# Update on Naughty von Wolfstaum



## astrovan2487 (May 29, 2014)

Just thought I should post an update about Copper (Naughty) and some new pics. She's continuing to do very well with protection, obedience, and tracking. She loves protection and is progressing quickly, very intense but not out of control. Tracking is amazing, this dog lives to track (and play ball) at just over 11 months old I feel like we could already completely cut out food. Tracks very nice and fairly slow, and indicates articles perfectly. At home she's just as good, trustworthy in any situation and settles well in the house, I really don't even use the crate anymore. Just so happy with how she is turning out and very grateful for all the guidance I've gotten from Lee, Leesa, and the Brockingtons.


----------



## kelbonc (Aug 25, 2014)

Congrats on all the accomplishments!! Sounds like you and Copper have been working hard and having a blast doing it. She certainly is a gorgeous girl!!:wub: Great photos!!


----------



## Bramble (Oct 23, 2011)

Beautiful girl! Congrats!


----------



## RZZNSTR (Jan 24, 2015)

She looks great! Congrats!


----------



## zetti (May 11, 2014)

Looks great!


----------



## dogma13 (Mar 8, 2014)

Looking fantastic!


----------



## Deb (Nov 20, 2010)

What a fantastic girl!

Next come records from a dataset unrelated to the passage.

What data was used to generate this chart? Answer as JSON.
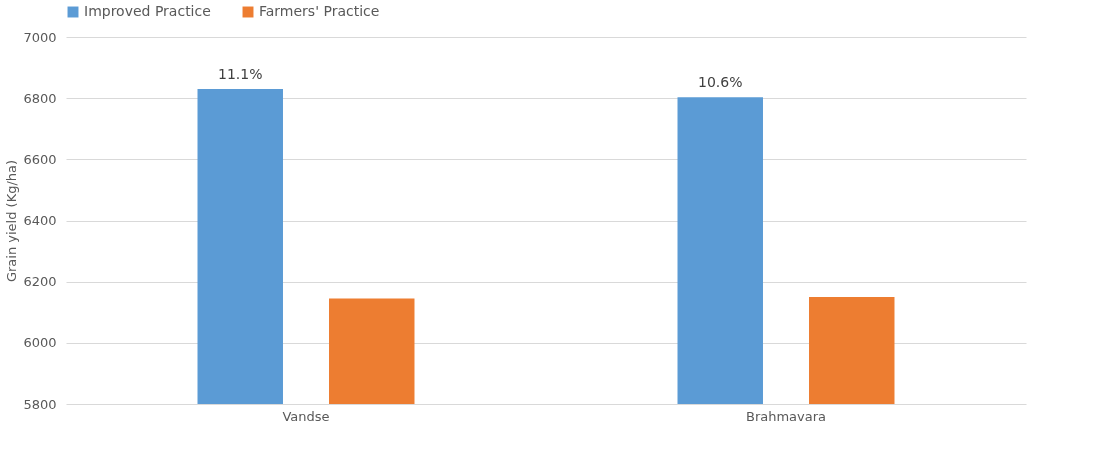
{
  "chart_data": {
    "type": "bar",
    "categories": [
      "Vandse",
      "Brahmavara"
    ],
    "ylabel": "Grain yield (Kg/ha)",
    "ylim": [
      5800,
      7000
    ],
    "yticks": [
      5800,
      6000,
      6200,
      6400,
      6600,
      6800,
      7000
    ],
    "grid": "y",
    "legend": "top",
    "series": [
      {
        "name": "Improved Practice",
        "color": "#5b9bd5",
        "values": [
          6830,
          6803
        ]
      },
      {
        "name": "Farmers' Practice",
        "color": "#ed7d31",
        "values": [
          6145,
          6150
        ]
      }
    ],
    "annotations": [
      "11.1%",
      "10.6%"
    ]
  }
}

And she's beautiful! Congratulations!


----------



## Femfa (May 29, 2016)

Beautiful! What a little rocket - love that picture of her jumping for the sleeve. Congratulations on all of your accomplishments with her


----------



## wolfstraum (May 2, 2003)

Just got a message today from Jason, who was there training with you guys - he was really impressed with Naughty and said what a great job you are all doing with her!!!!

Thanks !!!!   




Lee


----------



## ausdland (Oct 21, 2015)

Wow, what a great looking girl! How much does she weigh?


----------



## astrovan2487 (May 29, 2014)

Have not weighed her in a little while but about a month ago she was 55 lbs.


----------



## wolfstraum (May 2, 2003)

Her mom is on the more petite side - the boys are bigger, Ember is big too......Mom is now home permanently - except for when I need a dog sitter!!! She is a TOTAL lover......great snuggler, OK with the cats too! Naughty seems to take after Kira more



Lee


----------